When we deployed our monitoring equipment, we quickly identified the actual root cause: an underprovisioned link causing high packet loss and jitter. Once this was fixed, the voice quality improved dramatically – the MOS distribution graph flipped from showing 85% of calls with poor quality (below 3.1) to 81% with excellent quality.

Here’s the kicker: that massive one-second delay reported by their tools? It wasn’t real. The jitter on the network was affecting the RTCP packets used for delay calculation, causing wildly inaccurate measurements. The operations team had spent months chasing a ghost, all because they trusted a flawed metric.

This experience is why Qrystal flags RTCP delay measurements above 500ms as potentially untrustworthy – we’ve seen too many cases where technical limitations or implementation issues in endpoint devices lead to completely misleading delay reports.

The lesson? Even the “practical” solution for measuring delay in VoIP networks can lead you dangerously astray.

But Is Delay Even an Issue?

Let’s take a step back and ask a more fundamental question: Is delay actually the problem we should be worrying about?

Consider this real-world example: The distance between Aachen, Germany and Perth, Australia is approximately 14,000 km. Light travels this distance in about 50ms. A traceroute between these locations shows 26 network hops and roughly 260ms round-trip delay.

If we add typical VoIP-related components (packetization, jitter buffers, etc.) of about 120ms and divide by 2 for one-way calculation, we get approximately 210ms mouth-to-ear delay. Yes, this exceeds our theoretical 150ms threshold, but it’s not catastrophic.

In 20 years working in the VoIP business, I’ve never seen or heard of actual issues with end-to-end VoIP delay. Not once. Every time latency appeared to be the culprit, we were chasing phantoms.

Even if: what can you possibly do about it? You can’t lay a direct optical connection between every point on the globe. You can’t change the speed of light. Some delay is simply physics.

Even if there were genuine delay issues, there’s hardly anything you could do about it from an operational perspective. That’s the key point here: latency is an engineering or planning topic, not an operational issue. Many of the delay components are fixed by design or physics, not something you can adjust in daily operations.

What actually impacts user experience? Delay variations – also known as jitter.

VoIP requires a continuous flow of packets to maintain audio quality. Variations in delay lead to gaps in the audio and/or force receivers to implement larger de-jitter buffers. And here’s the irony: those larger buffers actually increase overall delay. By trying to solve one problem (jitter), you’re making another worse (latency).

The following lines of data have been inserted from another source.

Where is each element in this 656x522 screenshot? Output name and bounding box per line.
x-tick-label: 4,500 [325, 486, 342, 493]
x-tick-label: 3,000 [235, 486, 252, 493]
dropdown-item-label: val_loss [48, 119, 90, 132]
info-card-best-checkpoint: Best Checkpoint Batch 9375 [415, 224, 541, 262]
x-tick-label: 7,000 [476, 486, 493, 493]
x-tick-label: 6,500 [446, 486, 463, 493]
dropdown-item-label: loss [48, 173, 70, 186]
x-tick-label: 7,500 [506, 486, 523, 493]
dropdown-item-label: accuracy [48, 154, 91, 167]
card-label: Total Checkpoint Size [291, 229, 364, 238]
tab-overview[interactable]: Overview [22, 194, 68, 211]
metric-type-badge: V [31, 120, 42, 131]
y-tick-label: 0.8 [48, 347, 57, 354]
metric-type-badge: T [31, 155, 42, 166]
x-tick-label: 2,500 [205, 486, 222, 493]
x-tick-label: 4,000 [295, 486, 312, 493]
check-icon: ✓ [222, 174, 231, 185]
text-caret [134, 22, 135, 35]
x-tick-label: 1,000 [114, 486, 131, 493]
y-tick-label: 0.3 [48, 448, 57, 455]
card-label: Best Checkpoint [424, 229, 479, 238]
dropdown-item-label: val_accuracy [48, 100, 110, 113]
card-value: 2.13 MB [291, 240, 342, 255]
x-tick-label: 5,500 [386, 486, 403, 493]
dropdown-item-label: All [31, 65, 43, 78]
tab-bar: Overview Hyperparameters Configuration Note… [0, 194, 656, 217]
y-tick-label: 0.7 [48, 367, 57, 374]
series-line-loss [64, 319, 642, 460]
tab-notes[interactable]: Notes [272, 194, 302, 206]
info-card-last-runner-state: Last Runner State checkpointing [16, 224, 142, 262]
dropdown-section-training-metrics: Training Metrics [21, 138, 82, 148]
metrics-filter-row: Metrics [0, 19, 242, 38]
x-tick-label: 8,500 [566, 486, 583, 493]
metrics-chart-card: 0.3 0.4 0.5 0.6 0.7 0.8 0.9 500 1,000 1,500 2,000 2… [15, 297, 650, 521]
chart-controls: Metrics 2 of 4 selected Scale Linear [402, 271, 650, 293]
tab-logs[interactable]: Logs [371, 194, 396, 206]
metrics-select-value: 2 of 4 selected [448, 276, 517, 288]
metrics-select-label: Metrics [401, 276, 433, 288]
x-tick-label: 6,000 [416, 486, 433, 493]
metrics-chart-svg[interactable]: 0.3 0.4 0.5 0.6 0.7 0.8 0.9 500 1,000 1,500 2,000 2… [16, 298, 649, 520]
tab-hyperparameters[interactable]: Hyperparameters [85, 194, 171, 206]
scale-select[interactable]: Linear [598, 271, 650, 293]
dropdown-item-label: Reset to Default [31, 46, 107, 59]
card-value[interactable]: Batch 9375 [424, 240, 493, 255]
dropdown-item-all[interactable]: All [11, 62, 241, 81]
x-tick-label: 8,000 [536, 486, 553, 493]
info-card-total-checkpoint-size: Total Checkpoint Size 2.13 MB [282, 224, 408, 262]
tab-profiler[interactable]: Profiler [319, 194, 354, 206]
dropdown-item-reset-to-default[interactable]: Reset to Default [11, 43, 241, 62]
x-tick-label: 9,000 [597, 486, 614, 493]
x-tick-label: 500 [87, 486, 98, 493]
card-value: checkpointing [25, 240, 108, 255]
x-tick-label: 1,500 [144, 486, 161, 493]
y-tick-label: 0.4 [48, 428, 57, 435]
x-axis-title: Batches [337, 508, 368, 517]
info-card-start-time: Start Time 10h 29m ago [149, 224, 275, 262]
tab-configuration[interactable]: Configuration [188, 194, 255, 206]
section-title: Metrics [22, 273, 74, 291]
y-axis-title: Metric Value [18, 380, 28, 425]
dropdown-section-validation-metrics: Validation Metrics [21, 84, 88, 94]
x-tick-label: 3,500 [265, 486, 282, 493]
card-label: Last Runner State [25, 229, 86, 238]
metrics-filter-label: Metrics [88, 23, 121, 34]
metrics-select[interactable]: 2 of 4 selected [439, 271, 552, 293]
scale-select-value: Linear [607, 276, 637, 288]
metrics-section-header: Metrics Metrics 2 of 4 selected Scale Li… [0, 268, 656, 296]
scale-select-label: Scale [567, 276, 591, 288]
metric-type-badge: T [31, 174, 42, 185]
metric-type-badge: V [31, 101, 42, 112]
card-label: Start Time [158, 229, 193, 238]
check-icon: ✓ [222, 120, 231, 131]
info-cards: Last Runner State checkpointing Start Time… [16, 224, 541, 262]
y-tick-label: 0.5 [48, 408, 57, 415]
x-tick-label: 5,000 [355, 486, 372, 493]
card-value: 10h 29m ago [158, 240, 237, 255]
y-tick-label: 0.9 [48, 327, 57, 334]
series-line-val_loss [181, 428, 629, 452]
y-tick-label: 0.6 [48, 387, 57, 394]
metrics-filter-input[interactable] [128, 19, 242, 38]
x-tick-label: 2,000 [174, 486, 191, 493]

These variations are typically caused by buffering network elements – things that you can actually monitor and fix within your network. Congested routers, overloaded switches, and poorly configured QoS policies are the real culprits behind most perceived “delay problems.”

So my recommendation? Forget about latency and delay metrics for operational purposes. Yes, include them in RFQs and standards if you must, but recognize that for actual day-to-day operations, they’re practically impossible to measure reliably and accurately. The dominant factors are often not under your control anyway.

Focus instead on what you can change: jitter and packet loss. These are the metrics that will actually help you identify and resolve the issues that truly impact your users’ experience – and stop you from wasting time chasing phantoms.